Fair warning: the plot for the film will be familiar if one is familiar with the mythos of Kong from the past. In in the early 1970s, a scientific expedition to an uncharted island in the South Pacific goes horribly awry, when a team led by Colonel Preston Packard, decommissioned SAS Captain James Conrad and researcher Bill Randa run afoul of Kong, the mammoth ape protector of Skull Island. Their first encounter with the beast results in seven soldiers dead and the research team separated and every single soul on the island is in grave peril, but not from Kong; the truth is that Kong is the island’s deterrent to creatures far more frightening.

I won’t go out of my way to tell you that Kong: Skull Island is a blockbuster worthy of a king or it should be rightfully crowned. I found the picture rather tame with a few original twists but I suppose I was just unsatisfied with the final result.

If Kong: Skull Island had any selling points, it would be that I thought Vogt-Roberts and the writing team of Dan Gilroy, Max Borenstein and Derek Connelly did a nice job in adhering to Kong’s origins and island life/persona: a fearsome protector to those in need, always ready to aid a damsel, worshipped as a god on Skull Island.
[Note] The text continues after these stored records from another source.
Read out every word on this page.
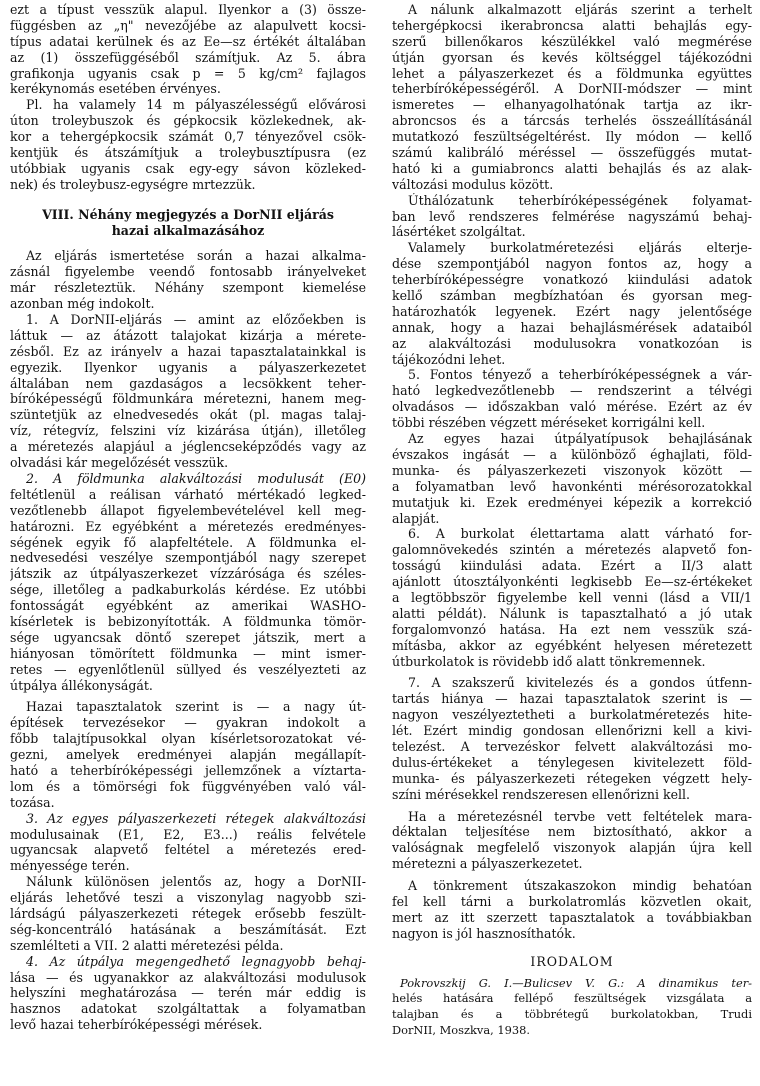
ezt a típust vesszük alapul. Ilyenkor a (3) össze-
függésben az „η" nevezőjébe az alapulvett kocsi-
típus adatai kerülnek és az Ee—sz értékét általában
az (1) összefüggéséből számítjuk. Az 5. ábra
grafikonja ugyanis csak p = 5 kg/cm² fajlagos
kerékynomás esetében érvényes.
Pl. ha valamely 14 m pályaszélességű elővárosi
úton troleybuszok és gépkocsik közlekednek, ak-
kor a tehergépkocsik számát 0,7 tényezővel csök-
kentjük és átszámítjuk a troleybusztípusra (ez
utóbbiak ugyanis csak egy-egy sávon közleked-
nek) és troleybusz-egységre mrtezzük.
VIII. Néhány megjegyzés a DorNII eljárás
hazai alkalmazásához
Az eljárás ismertetése során a hazai alkalma-
zásnál figyelembe veendő fontosabb irányelveket
már részleteztük. Néhány szempont kiemelése
azonban még indokolt.
1. A DorNII-eljárás — amint az előzőekben is
láttuk — az átázott talajokat kizárja a mérete-
zésből. Ez az irányelv a hazai tapasztalatainkkal is
egyezik. Ilyenkor ugyanis a pályaszerkezetet
általában nem gazdaságos a lecsökkent teher-
bíróképességű földmunkára méretezni, hanem meg-
szüntetjük az elnedvesedés okát (pl. magas talaj-
víz, rétegvíz, felszini víz kizárása útján), illetőleg
a méretezés alapjául a jéglencseképződés vagy az
olvadási kár megelőzését vesszük.
2. A földmunka alakváltozási modulusát (E0)
feltétlenül a reálisan várható mértékadó legked-
vezőtlenebb állapot figyelembevételével kell meg-
határozni. Ez egyébként a méretezés eredményes-
ségének egyik fő alapfeltétele. A földmunka el-
nedvesedési veszélye szempontjából nagy szerepet
játszik az útpályaszerkezet vízzárósága és széles-
sége, illetőleg a padkaburkolás kérdése. Ez utóbbi
fontosságát egyébként az amerikai WASHO-
kísérletek is bebizonyították. A földmunka tömör-
sége ugyancsak döntő szerepet játszik, mert a
hiányosan tömörített földmunka — mint ismer-
retes — egyenlőtlenül süllyed és veszélyezteti az
útpálya állékonyságát.
Hazai tapasztalatok szerint is — a nagy út-
építések tervezésekor — gyakran indokolt a
főbb talajtípusokkal olyan kísérletsorozatokat vé-
gezni, amelyek eredményei alapján megállapít-
ható a teherbíróképességi jellemzőnek a víztarta-
lom és a tömörségi fok függvényében való vál-
tozása.
3. Az egyes pályaszerkezeti rétegek alakváltozási
modulusainak (E1, E2, E3...) reális felvétele
ugyancsak alapvető feltétel a méretezés ered-
ményessége terén.
Nálunk különösen jelentős az, hogy a DorNII-
eljárás lehetővé teszi a viszonylag nagyobb szi-
lárdságú pályaszerkezeti rétegek erősebb feszült-
ség-koncentráló hatásának a beszámítását. Ezt
szemlélteti a VII. 2 alatti méretezési példa.
4. Az útpálya megengedhető legnagyobb behaj-
lása — és ugyanakkor az alakváltozási modulusok
helyszíni meghatározása — terén már eddig is
hasznos adatokat szolgáltattak a folyamatban
levő hazai teherbíróképességi mérések.
A nálunk alkalmazott eljárás szerint a terhelt
tehergépkocsi ikerabroncsa alatti behajlás egy-
szerű billenőkaros készülékkel való megmérése
útján gyorsan és kevés költséggel tájékozódni
lehet a pályaszerkezet és a földmunka együttes
teherbíróképességéről. A DorNII-módszer — mint
ismeretes — elhanyagolhatónak tartja az ikr-
abroncsos és a tárcsás terhelés összeállításánál
mutatkozó feszültségeltérést. Ily módon — kellő
számú kalibráló méréssel — összefüggés mutat-
ható ki a gumiabroncs alatti behajlás és az alak-
változási modulus között.
Úthálózatunk teherbíróképességének folyamat-
ban levő rendszeres felmérése nagyszámú behaj-
lásértéket szolgáltat.
Valamely burkolatméretezési eljárás elterje-
dése szempontjából nagyon fontos az, hogy a
teherbíróképességre vonatkozó kiindulási adatok
kellő számban megbízhatóan és gyorsan meg-
határozhatók legyenek. Ezért nagy jelentősége
annak, hogy a hazai behajlásmérések adataiból
az alakváltozási modulusokra vonatkozóan is
tájékozódni lehet.
5. Fontos tényező a teherbíróképességnek a vár-
ható legkedvezőtlenebb — rendszerint a télvégi
olvadásos — időszakban való mérése. Ezért az év
többi részében végzett méréseket korrigálni kell.
Az egyes hazai útpályatípusok behajlásának
évszakos ingását — a különböző éghajlati, föld-
munka- és pályaszerkezeti viszonyok között —
a folyamatban levő havonkénti mérésorozatokkal
mutatjuk ki. Ezek eredményei képezik a korrekció
alapját.
6. A burkolat élettartama alatt várható for-
galomnövekedés szintén a méretezés alapvető fon-
tosságú kiindulási adata. Ezért a II/3 alatt
ajánlott útosztályonkénti legkisebb Ee—sz-értékeket
a legtöbbször figyelembe kell venni (lásd a VII/1
alatti példát). Nálunk is tapasztalható a jó utak
forgalomvonzó hatása. Ha ezt nem vesszük szá-
mításba, akkor az egyébként helyesen méretezett
útburkolatok is rövidebb idő alatt tönkremennek.
7. A szakszerű kivitelezés és a gondos útfenn-
tartás hiánya — hazai tapasztalatok szerint is —
nagyon veszélyeztetheti a burkolatméretezés hite-
lét. Ezért mindig gondosan ellenőrizni kell a kivi-
telezést. A tervezéskor felvett alakváltozási mo-
dulus-értékeket a ténylegesen kivitelezett föld-
munka- és pályaszerkezeti rétegeken végzett hely-
színi mérésekkel rendszeresen ellenőrizni kell.
Ha a méretezésnél tervbe vett feltételek mara-
déktalan teljesítése nem biztosítható, akkor a
valóságnak megfelelő viszonyok alapján újra kell
méretezni a pályaszerkezetet.
A tönkrement útszakaszokon mindig behatóan
fel kell tárni a burkolatromlás közvetlen okait,
mert az itt szerzett tapasztalatok a továbbiakban
nagyon is jól hasznosíthatók.
IRODALOM
Pokrovszkij G. I.—Bulicsev V. G.: A dinamikus ter-
helés hatására fellépő feszültségek vizsgálata a
talajban és a többrétegű burkolatokban, Trudi
DorNII, Moszkva, 1938.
I felt that they recognized the scope and grandeur of the title character and did what they could to make him as big as possible but the film itself just couldn’t measure up to the enormity of Kong’s reputation. Seriously, take the giant ape out of the picture and what are you left with?

For starters you have a movie that is weighed down to the anchored to the homages paid to Apocalypse Now, which is excessive to the point of over-the-top. This movie could have occurred in any time period so, why at the end of the Vietnam War?

You also have a movie that simply wastes a lot of star power. Tom Hiddleston, Samuel L. Jackson, John C. Reilly, Brie Larson, John Goodman, Toby Kebbell, Jason Mitchell, Corey Hawkins, John Ortiz, Shea Whigham, Tian Jing, Thomas Mann, Will Britain, Richard Jenkins; there are many good actors in this movie and this cast tries to deliver good performances where they can but like Godzilla, they’re not why audiences show up! Whatever contributions they do make, go to waste because the material they are working with is shallow and the visual effects steals the show.

Larry Fong’s cinematography aims to be strong but reeks of inconsistency and the editing Richard Pearson follows suit, which is unfortunate. Stefan DeChant’s production design is striking, the art direction is commendable, the set decoration by Cynthia La Jeunesse is fine, Mary E. Vogt’s costumes aimed for authenticity; technically there was a lot to respect with this film and what did you didn’t like, you forgot.

Maybe I subconsciously compared Kong: Skull Island to its 2005 predecessor by Peter Jackson, even though I didn’t want to, but ultimately I couldn’t help but notice that Jackson’s Kong had the girth and dimensions to bring Kong to its Kingly status while this film felt cartoonish. Kong: Skull Island is fun, in it’s own way, but lacking.